The absence of natural light distorts the passage of time. I think back to the 1830s, when the demand for gunpowder waned between wars and enslaved men worked as guides for wealthy tourists eager to view this underground marvel. Stephen Bishop, one of the earliest documented guides, won praise for his skill and determination, and was the first to cross Bottomless Pit, a 105-foot-deep chasm that, until his feat, hampered surveying of the cave. These guides—folks like Mat and Nick Bransford, Ed Hawkins, Ed Bishop, and a man documented only as “Alfred”—stooped, crawled, climbed, and sometimes slithered, chins in the dirt, down winding passages in the name of exploration. Even if they did not own themselves, no one could take their achievements from them. Letters and journals written by white guests chronicled their feats. When guides would discover a new route, they wrote their names in the rock, along with the year of their accomplishment. In an area now known as the Snowball Room, you’ll find “TO, NICK THE GUIDE 1857 Aug 17th” etched into the wall.
When the men’s owners died, inventories ascribed prices to the enslaved. Stephen Bishop, an estimated $600. Nick Bransford, $800. After manumission, the men and their descendants continued to work as guides, aiding in mapping the cave system. Around the time the area became a national park, segregation was the law of the land. More than a hundred years after their ancestors’ forced arrival at Mammoth Cave, the notion of the Black cave guide would go extinct for a time.

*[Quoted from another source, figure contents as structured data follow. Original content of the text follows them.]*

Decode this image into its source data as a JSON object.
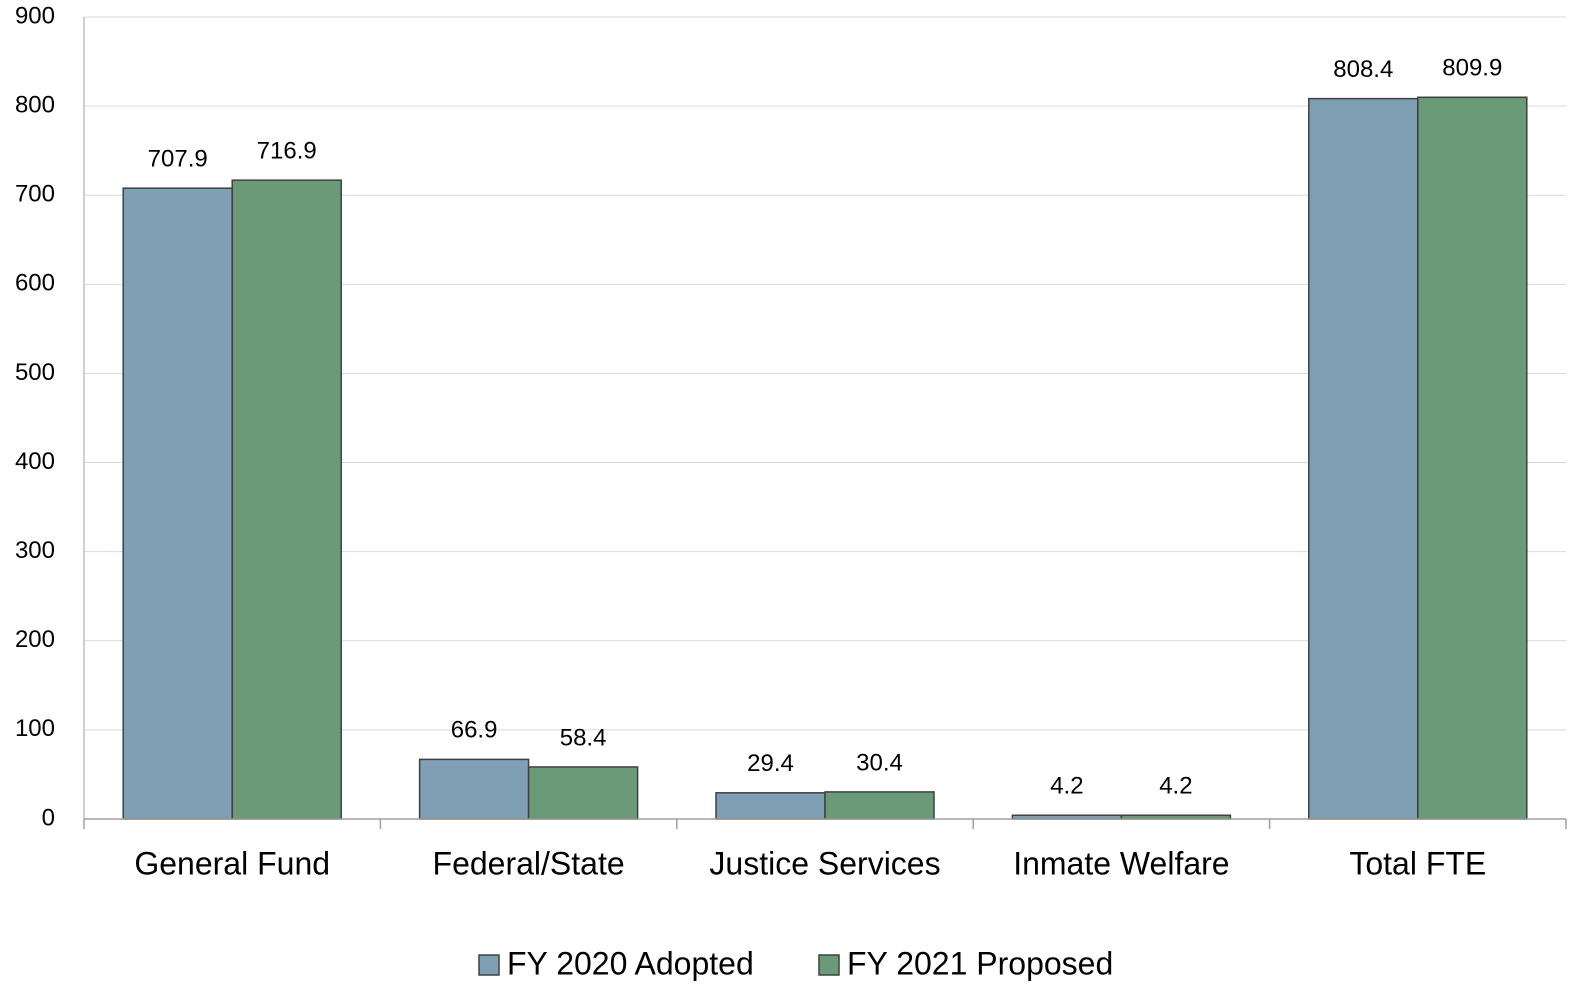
{
  "chart_data": {
    "type": "bar",
    "categories": [
      "General Fund",
      "Federal/State",
      "Justice Services",
      "Inmate Welfare",
      "Total FTE"
    ],
    "series": [
      {
        "name": "FY 2020 Adopted",
        "color": "#7f9fb5",
        "values": [
          707.9,
          66.9,
          29.4,
          4.2,
          808.4
        ]
      },
      {
        "name": "FY 2021 Proposed",
        "color": "#6b9a78",
        "values": [
          716.9,
          58.4,
          30.4,
          4.2,
          809.9
        ]
      }
    ],
    "ylim": [
      0,
      900
    ],
    "yticks": [
      0,
      100,
      200,
      300,
      400,
      500,
      600,
      700,
      800,
      900
    ],
    "grid": true,
    "legend": "bottom"
  }
}
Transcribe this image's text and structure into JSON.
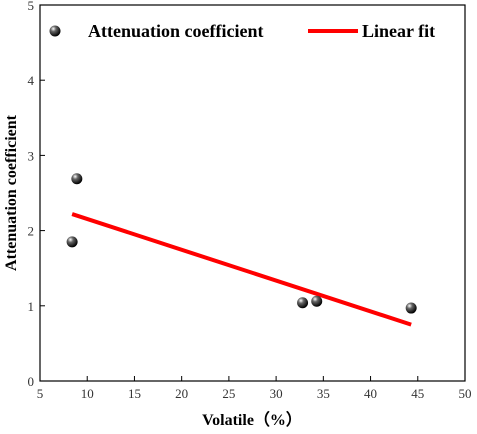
{
  "chart_data": {
    "type": "scatter",
    "xlabel": "Volatile（%）",
    "ylabel": "Attenuation coefficient",
    "xlim": [
      5,
      50
    ],
    "ylim": [
      0,
      5
    ],
    "xticks": [
      5,
      10,
      15,
      20,
      25,
      30,
      35,
      40,
      45,
      50
    ],
    "yticks": [
      0,
      1,
      2,
      3,
      4,
      5
    ],
    "legend_position": "top",
    "series": [
      {
        "name": "Attenuation coefficient",
        "kind": "scatter",
        "color": "#000000",
        "points": [
          {
            "x": 8.4,
            "y": 1.85
          },
          {
            "x": 8.9,
            "y": 2.69
          },
          {
            "x": 32.8,
            "y": 1.04
          },
          {
            "x": 34.3,
            "y": 1.06
          },
          {
            "x": 44.3,
            "y": 0.97
          }
        ]
      },
      {
        "name": "Linear fit",
        "kind": "line",
        "color": "#ff0000",
        "points": [
          {
            "x": 8.4,
            "y": 2.22
          },
          {
            "x": 44.3,
            "y": 0.75
          }
        ]
      }
    ]
  }
}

Today, two hundred or so years after the first modern humans entered the cave, thousands of explorers a year brave the harsh, unforgiving terrain here, searching for something beyond what they can see. The testimony of the rock, that enduring witness. The strange beauty of the deep, the menacing shadows the darkness holds. I find myself mapping my own personal topography relative to Mammoth—the at times all-encompassing fear of the things I cannot see, as well as the long trail of history that the park highlights even as our country grapples with it.
The most famous name in that chronology remains here still. Along the park’s Heritage Trail, perched high on the ridge above the cave’s entrance, sits the Old Guide’s Cemetery. In it, a headstone reads: “Stephen Bishop, First Guide & Explorer of the Mammoth Cave. Died June 15, 1859. In His 37 Year.” His grave, with its date of death off by two years, has a perfect view of the sunset.
In the precious hours of early morning, I make my way back to that same ridge to watch the Geminid, the spectacular annual meteor shower. As I sit on a bench and sip tea from my thermos, the faraway dust and rocks leave a luminous trail that lasts mere moments. We are here for only a few seconds, I think. But in the hours before dawn, I feel like a conduit, tethering the heavens above, the depths below—what luck, to be cognizant in an age when I can spot constellations in the sky and identify formations underground, both millions of years in the making, the timescale of their creation far exceeding anything we have endured and will ever comprehend. I ponder again the human life in the cave over the centuries, the thoughts of my predecessors, their ties to the sublime. What stories did they tell about peering over the cusp of the known world, of staring directly into the void?
Stephen Bishop, Mat and Nick Bransford, and other Black guides who worked in the cave system might have come the closest that an enslaved person could to immortality. At a time when it was rare for Black people to be allowed to write their names, they were able to leave their mark: to proclaim their existence.